View from Islamabad |
Pakistan finds its salvation in defence
General Pervez Musharraf, the army chief who seized power in a coup last year, wants Pakistan to become a major arms dealer, writes Rory McCarthy
Friday November 17, 2000
Pakistan is a troubled country. The military are back in power again, the economy is sinking and Islamabad is internationally criticised for its support of the militants in Kashmir and the hardline Taliban in Afghanistan.
But General Pervez Musharraf, the quietly spoken army chief who seized power in a coup in October last year, has a plan. Unafraid of the effect it might have on his country's international image, he wants Pakistan to become a major arms dealer.
The pride of Pakistan's state-owned defence equipment manufacturers, from missiles to tanks to artillery shells, is now on display at one of the world 's largest arms shows, the "Arms for Peace" exhibition in Karachi.
"There is big money in defence and we need to enter into areas where developed countries are not competing," said Gen Musharraf, as he toured the exhibition.
"Pakistan offers a poor man's option to obtaining weapons in a cheap and economical manner. This will generate economic activity in Pakistan and we will plan more such ventures in the near future."
In recent years Pakistan has been a major defence importer, buying Agosta 90B submarines from France and Sea King helicopters from Britain.
Now the military regime hopes to become a competitive arms dealer itself. Exports of machine guns, rifles, anti-tank rockets, mortars and ammunition earned $30.2m (£21.7m) last year.
First Pakistan will put into mass production its new Al-Khalid tank, which is armed with a 125mm smooth bore gun and equipped with auto-tracking and thermal imaging.

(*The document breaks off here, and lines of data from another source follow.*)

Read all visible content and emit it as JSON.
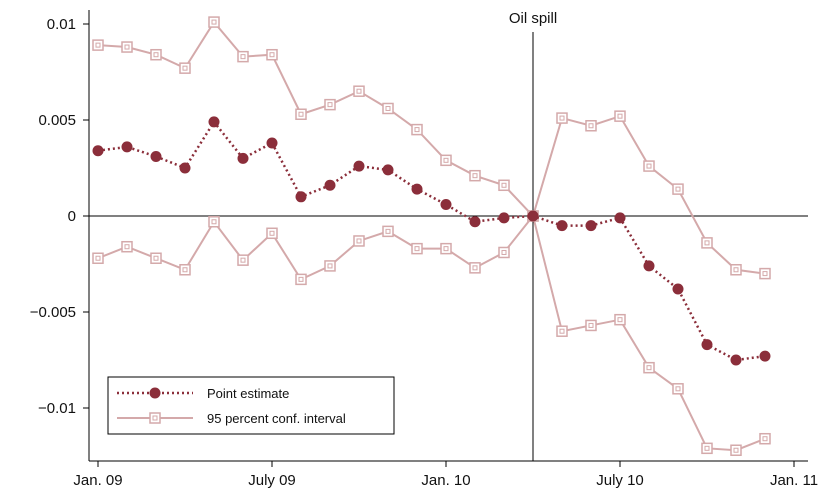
{
  "chart_data": {
    "type": "line",
    "title": "",
    "xlabel": "",
    "ylabel": "",
    "x_tick_labels": [
      "Jan. 09",
      "July 09",
      "Jan. 10",
      "July 10",
      "Jan. 11"
    ],
    "y_tick_labels": [
      "−0.01",
      "−0.005",
      "0",
      "0.005",
      "0.01"
    ],
    "ylim": [
      -0.0125,
      0.0105
    ],
    "grid": false,
    "legend_position": "bottom-left",
    "event_annotation": {
      "label": "Oil spill",
      "x_index": 15
    },
    "months": 24,
    "series": [
      {
        "name": "Point estimate",
        "style": "dotted-line-filled-circle",
        "color": "#8b2e3a",
        "values": [
          0.0034,
          0.0036,
          0.0031,
          0.0025,
          0.0049,
          0.003,
          0.0038,
          0.001,
          0.0016,
          0.0026,
          0.0024,
          0.0014,
          0.0006,
          -0.0003,
          -0.0001,
          0.0,
          -0.0005,
          -0.0005,
          -0.0001,
          -0.0026,
          -0.0038,
          -0.0067,
          -0.0075,
          -0.0073
        ]
      },
      {
        "name": "95 percent conf. interval",
        "style": "solid-line-hollow-square",
        "color": "#d4a9aa",
        "bounds": {
          "upper": [
            0.0089,
            0.0088,
            0.0084,
            0.0077,
            0.0101,
            0.0083,
            0.0084,
            0.0053,
            0.0058,
            0.0065,
            0.0056,
            0.0045,
            0.0029,
            0.0021,
            0.0016,
            0.0,
            0.0051,
            0.0047,
            0.0052,
            0.0026,
            0.0014,
            -0.0014,
            -0.0028,
            -0.003
          ],
          "lower": [
            -0.0022,
            -0.0016,
            -0.0022,
            -0.0028,
            -0.0003,
            -0.0023,
            -0.0009,
            -0.0033,
            -0.0026,
            -0.0013,
            -0.0008,
            -0.0017,
            -0.0017,
            -0.0027,
            -0.0019,
            0.0,
            -0.006,
            -0.0057,
            -0.0054,
            -0.0079,
            -0.009,
            -0.0121,
            -0.0122,
            -0.0116
          ]
        }
      }
    ]
  }
}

"We are indeed proud of this tank. Inshallah (God willing) it will be the main tank of the Pakistan Army," said Gen Musharraf.
15 Al-Khalid tanks are now being built in a pilot project with China and mass production is scheduled to begin next year.
Until now Pakistan has preferred to upgrade older tank designs, like the T-59 which has been modernised into the Al-Zarrar, rather than take on the expense and expertise needed to produce a new tank.
Gen Musharraf wants the Al-Khalid to be a direct rival to the Russian T-90S tank. Last month Russian President Vladimir Putin clinched a deal to sell T-90S tanks and Su-30 MKI fighter jets to India, Pakistan's archrival.
Islamabad will also set up a Defence Export and Exhibition Directorate in Rawalpindi, where the army has its main base, to show off defence equipment.
"We will soon expand our defence sales and exports appreciably," Gen Musharraf said.
His generals are negotiating the possible sale of their Super Mushak trainer aircraft to an unnamed Middle Eastern country and Agosta-90B submarines to Saudi Arabia and Malaysia. Pakistan bought three of the submarines from France under a technology transfer agreement.
The generals say that apart from India and perhaps Israel they have no qualms about selling weapons to any nation. Islamabad is hoping to target allies in the Middle East and poorer nations in Africa and south-east Asia.
At least 34 countries with a combined defence purchase budget of $20bn (£14.3bn) sent delegations to the arms fair, including Zimbabwe, Rwanda, the Palestinian Authority, Indonesia and Malaysia.
Gen Musharraf is also hoping to use the skills of some of Pakistan's more traditional weapons manufacturers in his new endeavour.
Since the Soviet occupation of Afghanistan 20 years ago, Pakistan has been awash with unlicensed weapons from Kalashnikov assault rifles to rockets and Stinger anti-aircraft missiles.
Cheaper copies of these weapons pour out of Darra Adam Khel in the lawless tribal areas of northern Pakistan, one of the largest unofficial arms markets in Asia.
In an attempt to tackle the daily shootings and regular bomb blasts that plague Pakistani society, the military want to regulate the Darra market, limit gun sales and hire the best gun makers to work for the state-owned defence industries.
For now the regime is meeting tough resistance from Darra and the tribal elders. But if he succeeds, Gen Musharraf will have found a unique way to improve security in Pakistan and at the same time bolster his troubled nation's sickly economy.